Partnering across groups to create value for clients is not unique to money market funds – for example, the securities finance desk and the collateral services group teamed up to launch a tool called collateral transport.

“Our asset mobilisation tool keeps track of what assets are being held in custody and used for collateral and where they can alternatively be optimised for securities lending, increasing mobilisation and adding the potential to unlock incremental value from their portfolios,” adds Linda Roth – Americas head of trading services sales. “This is another example of convergence, but on a larger scale across more products.”

Consolidating across all business lines and regions and accessing a firm’s global inventory is fundamental to allow collateral usage and optimisation to run effectively observes Trevor Negus, senior product manager at SmartStream.

“This can only be done properly if the collateral solution, through APIs, can supply real time eligibility, position, and margin call data out and consume optimised collateral back in,” he concludes.

Rule 153c-3 in the US means that equity collateral cannot be mobilised efficiently, and additionally impacts cross regional liquidity.

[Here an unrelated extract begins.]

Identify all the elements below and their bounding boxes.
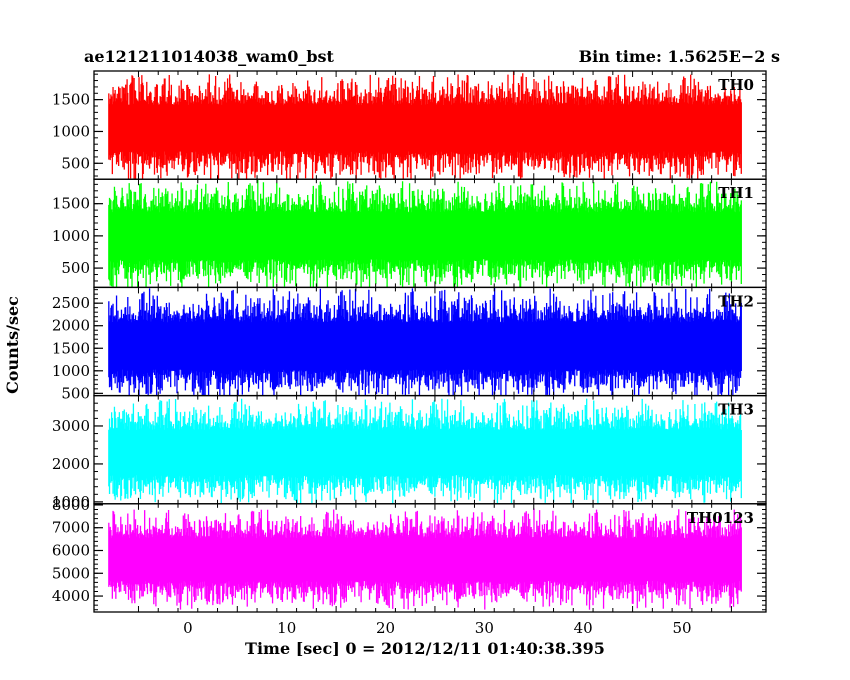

Grant Davies, head of sales EMEA at EquiLend suggests that in part, the US needs a change of regulation to free up liquidity.

“The limited interoperability between tri-party agents in current market structures means it is cumbersome and inefficient to transfer with ease across platforms and custodians,” he says. “Nothing has really changed in recent years although the emergence of tokenisation and its inclusion in industry technology could help.”

According to Davies, the real benefit will be once custodians manage a central digital ledger to enable instant transfer of collateral and the removal of settlement windows across the global landscape “but we have a while to wait for that.”